KEGG (Kyoto Encyclopedia of Genes & Genomes)
- Now licensed via Pathway Solutions; offers academic & commercial plans.
- Produces colourful pathway maps. Example given: Tryptophan Metabolism – every arrow a potential drug-target node.

Tryptophan metabolism – highlights multiple enzymes/cofactors; drug leads could inhibit or enhance any step.
Angiogenesis map – critical in tumour vascularisation; anti-angiogenic drugs (e.g., VEGF inhibitors) exploit nodes here.
Uterine smooth-muscle contraction – important for labour pharmacology; each signalling molecule is a conceivable obstetric drug target.

Reveals biological meaning behind joint expression changes.
Groups genes/proteins into manageable themes rather than isolated hits.
Pinpoints crucial intervention points where a drug can modify outcome.
Recognises that biology is redundant & robust – often several paralogous genes perform similar roles → multiple therapeutic “bites at the apple”.

Drug discovery is no longer “one gene → one drug” but “network → modulator”.
Requires integration of wet-lab assays, in silico modelling, and statistical genomics.
Ethical dimension: better pathway understanding may reduce late-stage drug failures, saving cost, time, and patient risk.

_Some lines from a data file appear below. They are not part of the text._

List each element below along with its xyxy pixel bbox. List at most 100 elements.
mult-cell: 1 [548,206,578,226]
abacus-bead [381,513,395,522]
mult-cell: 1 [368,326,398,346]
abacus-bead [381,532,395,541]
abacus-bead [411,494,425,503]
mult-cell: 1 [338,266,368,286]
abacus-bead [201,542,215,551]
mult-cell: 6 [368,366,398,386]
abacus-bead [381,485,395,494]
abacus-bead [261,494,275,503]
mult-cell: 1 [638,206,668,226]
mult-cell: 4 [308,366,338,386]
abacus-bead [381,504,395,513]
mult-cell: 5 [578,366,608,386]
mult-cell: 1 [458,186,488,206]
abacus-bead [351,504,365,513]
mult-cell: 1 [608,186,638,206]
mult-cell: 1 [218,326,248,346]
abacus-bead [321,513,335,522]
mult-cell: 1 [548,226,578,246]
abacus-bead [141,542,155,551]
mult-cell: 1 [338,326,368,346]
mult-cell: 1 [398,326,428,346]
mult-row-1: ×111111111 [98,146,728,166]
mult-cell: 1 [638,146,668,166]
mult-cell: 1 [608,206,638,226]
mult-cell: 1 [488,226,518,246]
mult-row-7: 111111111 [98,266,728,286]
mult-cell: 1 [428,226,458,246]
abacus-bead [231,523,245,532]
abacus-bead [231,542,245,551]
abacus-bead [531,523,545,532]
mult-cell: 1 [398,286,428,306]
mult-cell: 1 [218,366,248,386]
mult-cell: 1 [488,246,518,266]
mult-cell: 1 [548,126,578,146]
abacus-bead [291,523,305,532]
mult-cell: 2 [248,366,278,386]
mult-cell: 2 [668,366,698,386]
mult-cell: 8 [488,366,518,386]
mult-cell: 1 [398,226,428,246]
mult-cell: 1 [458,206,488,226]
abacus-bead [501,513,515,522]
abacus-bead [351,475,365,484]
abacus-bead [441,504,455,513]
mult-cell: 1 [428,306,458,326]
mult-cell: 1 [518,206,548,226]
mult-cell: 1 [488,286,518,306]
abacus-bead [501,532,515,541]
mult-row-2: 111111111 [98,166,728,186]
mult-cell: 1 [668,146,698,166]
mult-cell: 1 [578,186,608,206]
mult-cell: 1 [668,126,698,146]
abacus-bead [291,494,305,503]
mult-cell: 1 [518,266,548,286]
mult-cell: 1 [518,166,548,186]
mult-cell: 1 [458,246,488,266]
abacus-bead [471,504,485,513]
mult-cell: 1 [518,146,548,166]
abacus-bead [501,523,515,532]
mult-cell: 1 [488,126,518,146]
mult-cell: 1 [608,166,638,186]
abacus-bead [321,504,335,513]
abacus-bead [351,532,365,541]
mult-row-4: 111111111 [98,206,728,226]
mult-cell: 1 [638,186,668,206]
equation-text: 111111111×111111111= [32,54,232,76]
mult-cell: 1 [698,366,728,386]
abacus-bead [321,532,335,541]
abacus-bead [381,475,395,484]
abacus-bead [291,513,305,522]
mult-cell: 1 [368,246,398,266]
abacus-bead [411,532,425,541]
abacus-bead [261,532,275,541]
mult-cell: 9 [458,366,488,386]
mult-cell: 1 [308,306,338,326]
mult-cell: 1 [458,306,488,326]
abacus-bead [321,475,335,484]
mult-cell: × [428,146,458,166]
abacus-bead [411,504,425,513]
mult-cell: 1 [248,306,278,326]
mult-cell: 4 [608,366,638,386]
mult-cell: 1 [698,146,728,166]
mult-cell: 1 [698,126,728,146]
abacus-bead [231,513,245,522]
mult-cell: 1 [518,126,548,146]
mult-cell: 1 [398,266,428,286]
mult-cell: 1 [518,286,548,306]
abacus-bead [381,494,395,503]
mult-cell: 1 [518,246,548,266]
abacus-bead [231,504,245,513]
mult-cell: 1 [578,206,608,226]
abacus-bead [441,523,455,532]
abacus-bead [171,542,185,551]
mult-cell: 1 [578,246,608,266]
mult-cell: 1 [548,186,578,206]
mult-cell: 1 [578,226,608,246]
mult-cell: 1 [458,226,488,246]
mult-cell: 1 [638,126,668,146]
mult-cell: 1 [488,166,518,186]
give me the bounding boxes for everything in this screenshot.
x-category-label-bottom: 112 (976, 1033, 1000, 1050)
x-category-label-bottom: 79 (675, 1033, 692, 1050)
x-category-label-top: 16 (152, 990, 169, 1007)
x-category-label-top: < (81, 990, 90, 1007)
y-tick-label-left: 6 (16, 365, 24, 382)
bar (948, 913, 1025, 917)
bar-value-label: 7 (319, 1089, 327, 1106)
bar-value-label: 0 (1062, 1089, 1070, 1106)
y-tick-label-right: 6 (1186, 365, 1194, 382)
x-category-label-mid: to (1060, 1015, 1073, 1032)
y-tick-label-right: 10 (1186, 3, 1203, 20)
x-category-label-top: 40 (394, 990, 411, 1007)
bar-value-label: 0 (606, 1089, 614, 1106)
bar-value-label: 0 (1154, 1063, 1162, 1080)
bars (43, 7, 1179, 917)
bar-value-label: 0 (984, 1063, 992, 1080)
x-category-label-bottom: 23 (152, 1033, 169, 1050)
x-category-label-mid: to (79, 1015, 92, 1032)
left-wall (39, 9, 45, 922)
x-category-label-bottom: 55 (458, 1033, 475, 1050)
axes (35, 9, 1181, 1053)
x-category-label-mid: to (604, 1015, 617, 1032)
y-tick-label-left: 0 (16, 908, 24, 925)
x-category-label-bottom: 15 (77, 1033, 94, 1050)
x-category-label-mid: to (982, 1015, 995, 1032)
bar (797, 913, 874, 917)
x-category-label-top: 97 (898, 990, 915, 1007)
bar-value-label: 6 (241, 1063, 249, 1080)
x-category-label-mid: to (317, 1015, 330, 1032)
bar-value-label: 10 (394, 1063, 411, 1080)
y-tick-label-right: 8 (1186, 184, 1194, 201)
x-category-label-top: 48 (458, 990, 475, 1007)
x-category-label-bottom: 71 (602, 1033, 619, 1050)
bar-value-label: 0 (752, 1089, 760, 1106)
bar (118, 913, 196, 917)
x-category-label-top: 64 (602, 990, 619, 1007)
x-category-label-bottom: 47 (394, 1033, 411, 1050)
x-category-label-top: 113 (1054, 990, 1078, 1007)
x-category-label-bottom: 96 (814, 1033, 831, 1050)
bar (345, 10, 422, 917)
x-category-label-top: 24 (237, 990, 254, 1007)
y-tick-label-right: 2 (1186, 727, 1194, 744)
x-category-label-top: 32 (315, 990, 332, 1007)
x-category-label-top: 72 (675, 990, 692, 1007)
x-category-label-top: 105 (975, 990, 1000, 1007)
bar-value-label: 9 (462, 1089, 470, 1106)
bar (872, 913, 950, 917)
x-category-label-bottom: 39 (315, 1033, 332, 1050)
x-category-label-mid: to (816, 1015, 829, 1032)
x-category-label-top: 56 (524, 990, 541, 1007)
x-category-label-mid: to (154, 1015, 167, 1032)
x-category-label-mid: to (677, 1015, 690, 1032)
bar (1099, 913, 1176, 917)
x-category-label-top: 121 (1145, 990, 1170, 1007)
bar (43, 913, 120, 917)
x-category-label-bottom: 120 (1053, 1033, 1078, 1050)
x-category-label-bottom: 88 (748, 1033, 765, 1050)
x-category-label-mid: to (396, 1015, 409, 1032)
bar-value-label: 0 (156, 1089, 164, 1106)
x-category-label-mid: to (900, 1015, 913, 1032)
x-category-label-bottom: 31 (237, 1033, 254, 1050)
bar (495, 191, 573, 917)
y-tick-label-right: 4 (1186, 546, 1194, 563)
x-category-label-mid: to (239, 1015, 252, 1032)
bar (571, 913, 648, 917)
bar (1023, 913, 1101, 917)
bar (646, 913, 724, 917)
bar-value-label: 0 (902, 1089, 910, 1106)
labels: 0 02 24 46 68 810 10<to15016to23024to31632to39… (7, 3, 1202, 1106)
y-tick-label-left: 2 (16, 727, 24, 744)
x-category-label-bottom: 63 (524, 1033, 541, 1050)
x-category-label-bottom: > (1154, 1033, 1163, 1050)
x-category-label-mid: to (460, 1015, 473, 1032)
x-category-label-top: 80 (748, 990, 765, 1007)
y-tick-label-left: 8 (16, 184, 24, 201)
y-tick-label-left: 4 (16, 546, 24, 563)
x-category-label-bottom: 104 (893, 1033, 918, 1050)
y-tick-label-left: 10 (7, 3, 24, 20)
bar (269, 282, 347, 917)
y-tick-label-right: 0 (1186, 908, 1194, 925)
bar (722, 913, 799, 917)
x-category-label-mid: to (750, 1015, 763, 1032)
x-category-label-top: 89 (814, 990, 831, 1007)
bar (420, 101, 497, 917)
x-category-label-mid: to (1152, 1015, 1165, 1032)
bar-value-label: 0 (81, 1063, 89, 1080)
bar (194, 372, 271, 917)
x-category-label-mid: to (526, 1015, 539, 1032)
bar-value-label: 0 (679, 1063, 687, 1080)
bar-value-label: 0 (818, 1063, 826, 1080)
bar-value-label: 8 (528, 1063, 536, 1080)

A pathway captures a functional molecular narrative; a gene set is any purposeful list of genes.
Robust drug discovery pipelines begin with accurate gene lists, expand to enriched pathways, and culminate in validated targets/leads.
Bioinformatics databases (GO, PathwayGuide, KEGG, IPA) are indispensable – know their strengths, weaknesses & licensing terms.
Statistical enrichment (e.g., Fisher’s Exact) underpins confidence that observed overlaps are not random.
Every interaction arrow on a pathway map can be envisioned as a potential therapeutic lever – the art is picking which lever to pull.